L’avis de la Cour de justice est strictement consultatif mais il a pris un tout autre relief le 22 mai 2019, lorsque l’assemblée générale de l’ONU a adopté une résolution qui reprend ses termes et lance un ultimatum de six mois à la Grande-Bretagne pour restituer l’archipel des Chagos à la République mauricienne. Si l’ancienne puissance coloniale ne se conforme pas à cet avis – et des déclarations du gouvernement britannique en ce sens ont déjà eu lieu –, la question sera à nouveau abordée à New York en novembre.
Les Chagossiens, eux, y croient. « Nous allons rentrer chez nous !, affirme avec enthousiasme Olivier Bancoult, leader des Chagossiens en lutte. « Nous travaillons avec plusieurs spécialistes internationaux des questions de relogement et nous soumettrons au gouvernement mauricien des propositions après notre assemblée générale. Le plan que nous élaborons et que nous soumettrons également aux Nations unies comporte un important volet de protection de l’environnement. »
Ils n’ont pas encore tranché mais les Chagossiens devront également décider de leur organisation politique une fois sur place. « Autonomie, council, indépendance... toutes les options sont sur la table. Notre victoire n’est pas encore complète mais notre exemple va servir pour d’autres peuples. Nous sommes l’espoir de ceux qui vivent en dehors de leur territoire. »

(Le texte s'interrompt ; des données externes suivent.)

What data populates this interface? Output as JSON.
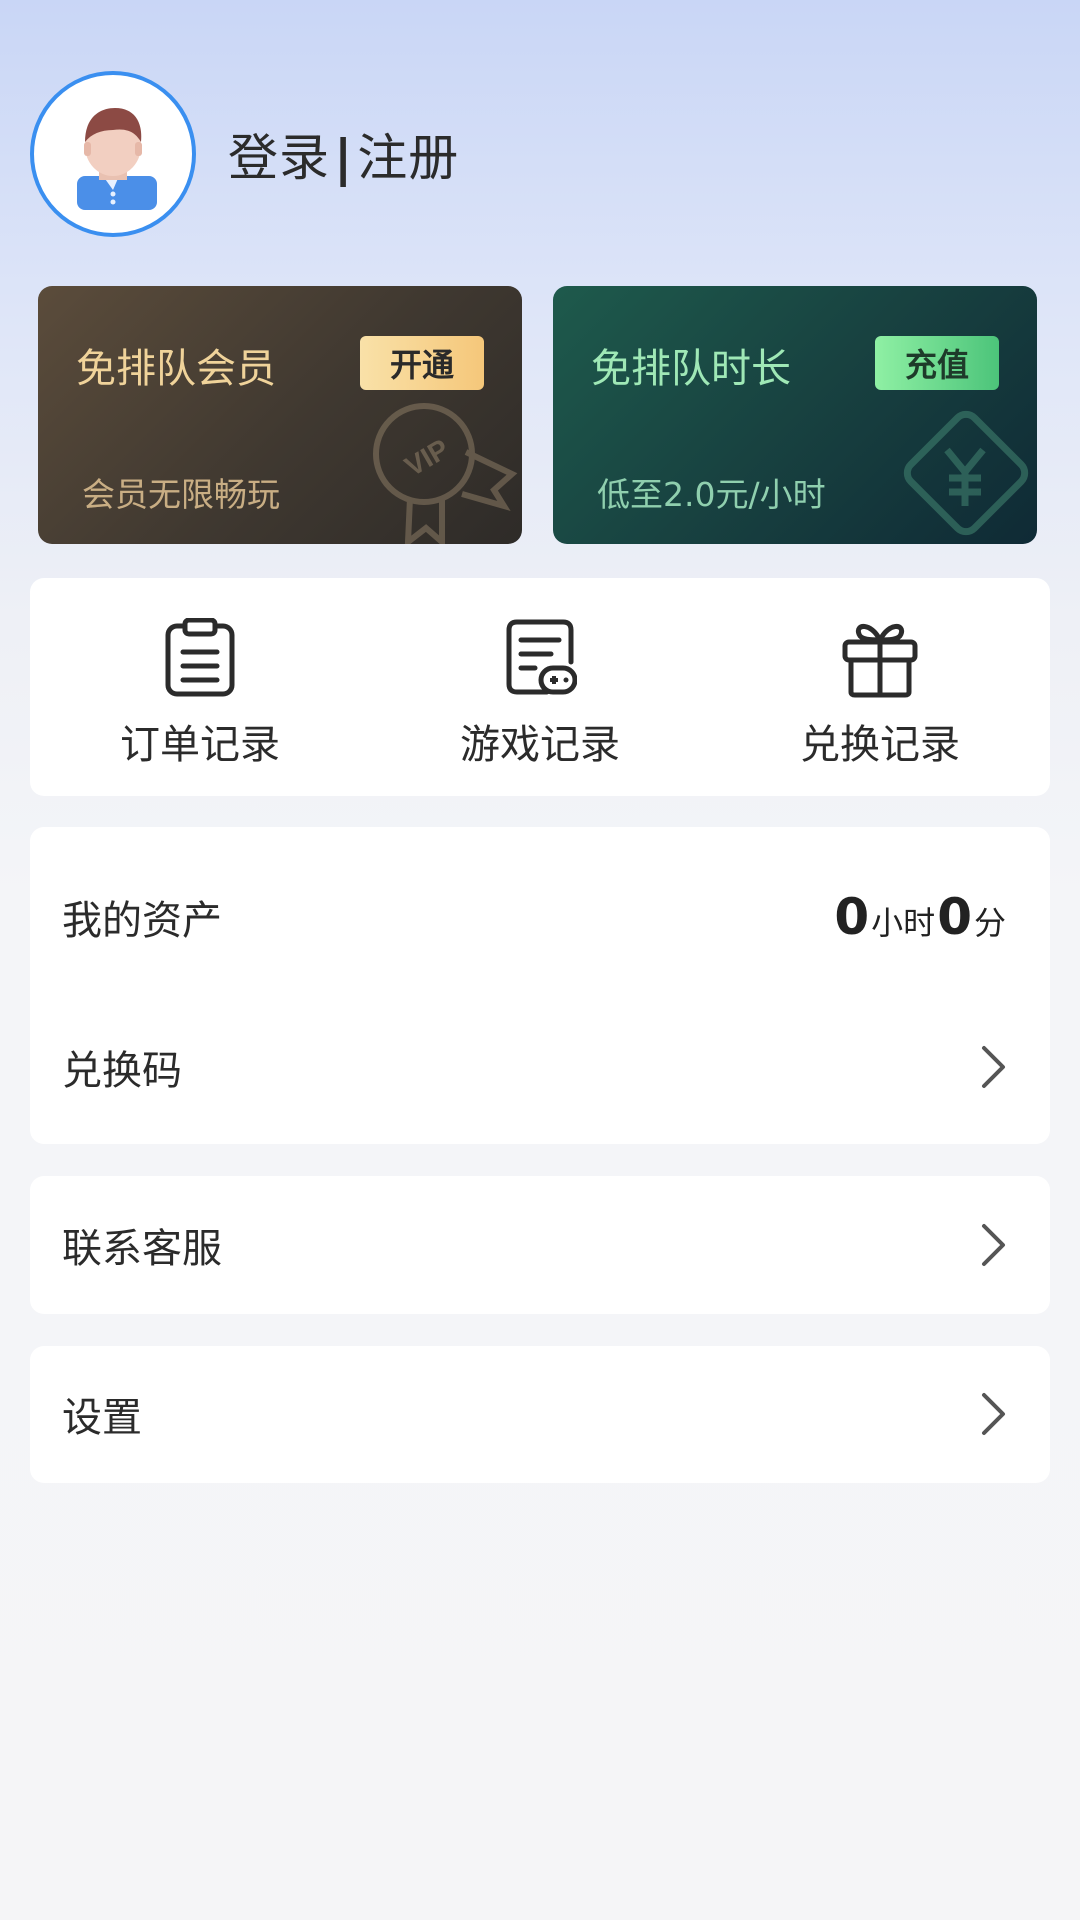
{
  "header": {
    "login_label": "登录",
    "separator": "|",
    "register_label": "注册"
  },
  "cards": [
    {
      "title": "免排队会员",
      "button": "开通",
      "subtitle": "会员无限畅玩",
      "badge_text": "VIP"
    },
    {
      "title": "免排队时长",
      "button": "充值",
      "subtitle": "低至2.0元/小时"
    }
  ],
  "shortcuts": [
    {
      "label": "订单记录",
      "icon": "clipboard-icon"
    },
    {
      "label": "游戏记录",
      "icon": "game-record-icon"
    },
    {
      "label": "兑换记录",
      "icon": "gift-icon"
    }
  ],
  "assets": {
    "label": "我的资产",
    "hours": "0",
    "hours_unit": "小时",
    "minutes": "0",
    "minutes_unit": "分"
  },
  "menu": {
    "redeem_code": "兑换码",
    "customer_service": "联系客服",
    "settings": "设置"
  },
  "colors": {
    "accent": "#3a8ff0",
    "vip_gold": "#f0d39a",
    "time_green": "#9fe8b6"
  }
}
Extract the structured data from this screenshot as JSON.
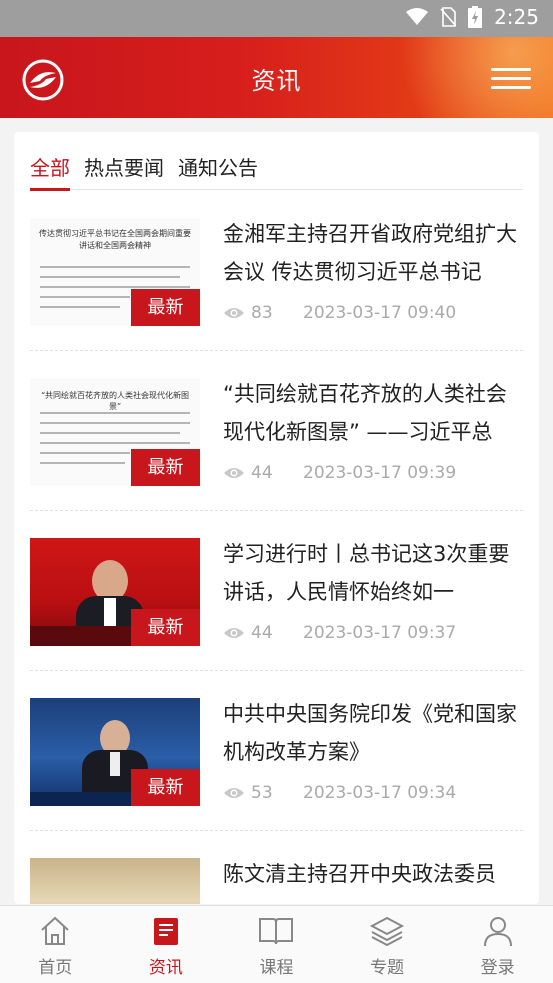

Le fait que les Chagossiens ont créé un précédent et inspiré le président malgache n’a pas échappé aux autorités françaises. Si les îles Éparses sont encore administrées par Paris, c’est qu’à l’image des « British Ocean Territories » montés par les Britanniques afin de louer Diego Garcia aux États-Unis, les « Terres australes et antarctiques françaises » (Taaf) recouvrent une partie du territoire de l’ancienne colonie malgache.
Sollicitée à de nombreuses reprises, cette institution, basée à Saint-Pierre sur l’île de La Réunion, n’a pas souhaité répondre aux questions de Mediapart. Pas plus que le ministère français des affaires étrangères ou encore les différentes institutions scientifiques et militaires qui travaillent entre Juan de Nova, Bassas de India et Glorieuses.
Les questions de souveraineté dans l’océan Indien représentent un sujet sensible pour les autorités françaises. Ces revendications territoriales postcoloniales réactivées par l’ONU et sa Cour internationale de justice trouvent leur acmé dans un territoire ayant déjà entraîné plusieurs condamnations de la France par l’assemblée générale des Nations unies : Mayotte. Le précédent chagossien et les velléités malgaches à propos des Éparses valident une fois de plus les arguments de l’Union des Comores, qui revendique la quatrième île de son archipel depuis 1975. Pour l’instant, toutefois, ces condamnations sont restées sans effet et les revendications postcoloniales demeurent lettre morte dans l’océan Indien.